A recent decision that caught my eye on this issue is Chambers v. North American Company for Life & Health Insurance, 2011 U.S. Dist. LEXIS 133844 (N.D. Ill. Nov. 18, 2011).  In that case, the court transferred a nationwide putative class action to the Southern District of Iowa, where the defendant had its headquarters.  The court explained that “because Plaintiff represents a putative class and opted to litigate outside of her home forum, we afford Plaintiff’s choice of forum little weight,” and also that “[b]ecause Plaintiff brings this suit as a national class action, we afford her choice of forum little weight but do not disregard it entirely.”  Id. at *7-9.  The other factors the court found significant were that the relevant witnesses were largely located at the insurer’s home office in Iowa, and the relevant events regarding the insurer’s alleged conduct occurred there.  Id. at *10-13.

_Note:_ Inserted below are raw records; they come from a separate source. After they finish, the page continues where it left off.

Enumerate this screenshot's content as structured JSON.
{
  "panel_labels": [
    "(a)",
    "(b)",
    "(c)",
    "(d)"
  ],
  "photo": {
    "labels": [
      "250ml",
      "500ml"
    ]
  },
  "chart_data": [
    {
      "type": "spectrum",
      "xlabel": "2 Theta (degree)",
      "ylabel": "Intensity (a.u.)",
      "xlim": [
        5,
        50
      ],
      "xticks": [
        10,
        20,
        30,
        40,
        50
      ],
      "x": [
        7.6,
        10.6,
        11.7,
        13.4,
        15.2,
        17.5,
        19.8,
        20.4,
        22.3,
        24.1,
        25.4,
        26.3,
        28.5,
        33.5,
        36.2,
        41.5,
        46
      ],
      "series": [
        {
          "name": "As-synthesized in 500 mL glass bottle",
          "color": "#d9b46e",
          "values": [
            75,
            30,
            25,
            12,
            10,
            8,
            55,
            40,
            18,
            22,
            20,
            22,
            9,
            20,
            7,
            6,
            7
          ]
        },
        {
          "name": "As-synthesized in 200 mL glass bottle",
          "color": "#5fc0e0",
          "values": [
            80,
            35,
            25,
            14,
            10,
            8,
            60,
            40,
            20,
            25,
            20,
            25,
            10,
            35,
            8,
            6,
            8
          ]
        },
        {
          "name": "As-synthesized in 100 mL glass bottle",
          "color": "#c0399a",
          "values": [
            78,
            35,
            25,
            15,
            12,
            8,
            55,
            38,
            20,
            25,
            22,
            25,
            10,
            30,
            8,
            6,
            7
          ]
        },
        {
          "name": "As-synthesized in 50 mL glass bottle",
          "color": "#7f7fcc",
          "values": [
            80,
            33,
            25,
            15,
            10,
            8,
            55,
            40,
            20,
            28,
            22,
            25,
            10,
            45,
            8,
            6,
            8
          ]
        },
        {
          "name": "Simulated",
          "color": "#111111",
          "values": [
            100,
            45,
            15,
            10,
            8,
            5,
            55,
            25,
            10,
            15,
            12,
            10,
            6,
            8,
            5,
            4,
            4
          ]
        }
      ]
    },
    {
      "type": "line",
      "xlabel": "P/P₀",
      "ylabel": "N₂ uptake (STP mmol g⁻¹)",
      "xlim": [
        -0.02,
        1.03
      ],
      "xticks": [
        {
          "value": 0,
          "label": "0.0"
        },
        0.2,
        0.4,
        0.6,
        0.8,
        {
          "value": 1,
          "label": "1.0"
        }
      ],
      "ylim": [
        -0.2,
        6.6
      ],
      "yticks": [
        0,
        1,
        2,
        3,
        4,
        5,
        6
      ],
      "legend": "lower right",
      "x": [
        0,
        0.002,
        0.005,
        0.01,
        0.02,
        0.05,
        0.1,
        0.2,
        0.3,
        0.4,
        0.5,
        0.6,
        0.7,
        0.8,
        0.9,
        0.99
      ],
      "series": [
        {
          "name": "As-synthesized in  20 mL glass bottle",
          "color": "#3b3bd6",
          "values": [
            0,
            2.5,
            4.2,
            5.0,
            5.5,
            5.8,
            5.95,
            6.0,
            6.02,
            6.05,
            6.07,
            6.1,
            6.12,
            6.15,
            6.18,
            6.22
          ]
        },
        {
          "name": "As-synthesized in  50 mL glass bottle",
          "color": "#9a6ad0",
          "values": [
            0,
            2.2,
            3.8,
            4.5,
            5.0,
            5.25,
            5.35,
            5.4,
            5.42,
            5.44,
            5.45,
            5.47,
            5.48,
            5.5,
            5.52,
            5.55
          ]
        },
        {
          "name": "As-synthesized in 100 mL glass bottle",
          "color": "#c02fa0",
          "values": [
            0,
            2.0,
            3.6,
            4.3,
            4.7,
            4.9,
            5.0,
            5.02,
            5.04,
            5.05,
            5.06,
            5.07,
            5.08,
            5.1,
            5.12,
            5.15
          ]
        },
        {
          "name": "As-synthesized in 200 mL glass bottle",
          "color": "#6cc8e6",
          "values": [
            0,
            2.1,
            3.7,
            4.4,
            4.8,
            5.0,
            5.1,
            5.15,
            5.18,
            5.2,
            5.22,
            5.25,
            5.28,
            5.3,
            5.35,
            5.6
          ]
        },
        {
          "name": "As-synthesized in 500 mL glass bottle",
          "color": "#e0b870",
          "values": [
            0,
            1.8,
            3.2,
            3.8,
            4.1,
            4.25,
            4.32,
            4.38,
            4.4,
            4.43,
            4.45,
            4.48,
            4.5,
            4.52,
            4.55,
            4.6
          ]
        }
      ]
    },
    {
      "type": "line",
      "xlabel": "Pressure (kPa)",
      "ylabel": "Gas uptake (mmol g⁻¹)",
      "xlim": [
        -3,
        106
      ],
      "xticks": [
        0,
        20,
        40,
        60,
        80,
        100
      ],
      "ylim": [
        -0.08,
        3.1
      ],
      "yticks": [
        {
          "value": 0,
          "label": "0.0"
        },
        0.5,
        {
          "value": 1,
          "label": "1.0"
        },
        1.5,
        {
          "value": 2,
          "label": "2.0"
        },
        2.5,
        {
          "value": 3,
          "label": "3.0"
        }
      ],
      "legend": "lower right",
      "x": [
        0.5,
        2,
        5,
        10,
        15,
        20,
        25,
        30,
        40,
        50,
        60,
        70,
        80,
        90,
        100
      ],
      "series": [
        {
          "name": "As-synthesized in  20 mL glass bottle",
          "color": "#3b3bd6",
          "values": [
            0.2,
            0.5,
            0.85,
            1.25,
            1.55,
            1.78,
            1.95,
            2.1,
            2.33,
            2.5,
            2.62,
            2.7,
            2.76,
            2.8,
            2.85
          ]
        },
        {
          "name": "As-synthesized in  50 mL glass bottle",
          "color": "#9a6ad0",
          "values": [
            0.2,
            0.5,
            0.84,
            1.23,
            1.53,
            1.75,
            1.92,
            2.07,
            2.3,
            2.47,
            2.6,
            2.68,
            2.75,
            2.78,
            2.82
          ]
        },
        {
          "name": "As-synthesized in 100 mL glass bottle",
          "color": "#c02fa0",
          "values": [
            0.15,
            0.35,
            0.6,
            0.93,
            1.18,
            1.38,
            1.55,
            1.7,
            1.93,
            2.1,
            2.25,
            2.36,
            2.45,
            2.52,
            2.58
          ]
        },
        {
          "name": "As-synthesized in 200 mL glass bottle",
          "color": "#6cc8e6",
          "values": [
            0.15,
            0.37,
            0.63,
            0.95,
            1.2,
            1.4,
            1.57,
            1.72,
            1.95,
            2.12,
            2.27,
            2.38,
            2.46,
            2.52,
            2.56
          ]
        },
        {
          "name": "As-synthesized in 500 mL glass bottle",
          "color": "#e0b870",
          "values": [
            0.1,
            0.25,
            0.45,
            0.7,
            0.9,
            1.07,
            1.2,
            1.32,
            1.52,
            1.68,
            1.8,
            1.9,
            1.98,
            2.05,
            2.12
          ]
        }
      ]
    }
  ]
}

This is a strategic option that should not be overlooked.  Most defendants would prefer to litigate a case in their “home” district and rarely is there anything to lose from filing a motion to transfer.  You’re unlikely to offend the judge you have in the court where suit was filed.  Indeed, many judges welcome getting a complex case off their busy docket and sending it elsewhere if it makes reasonably good sense to do so.  It’s surprising that there aren’t more decisions on this subject in class actions.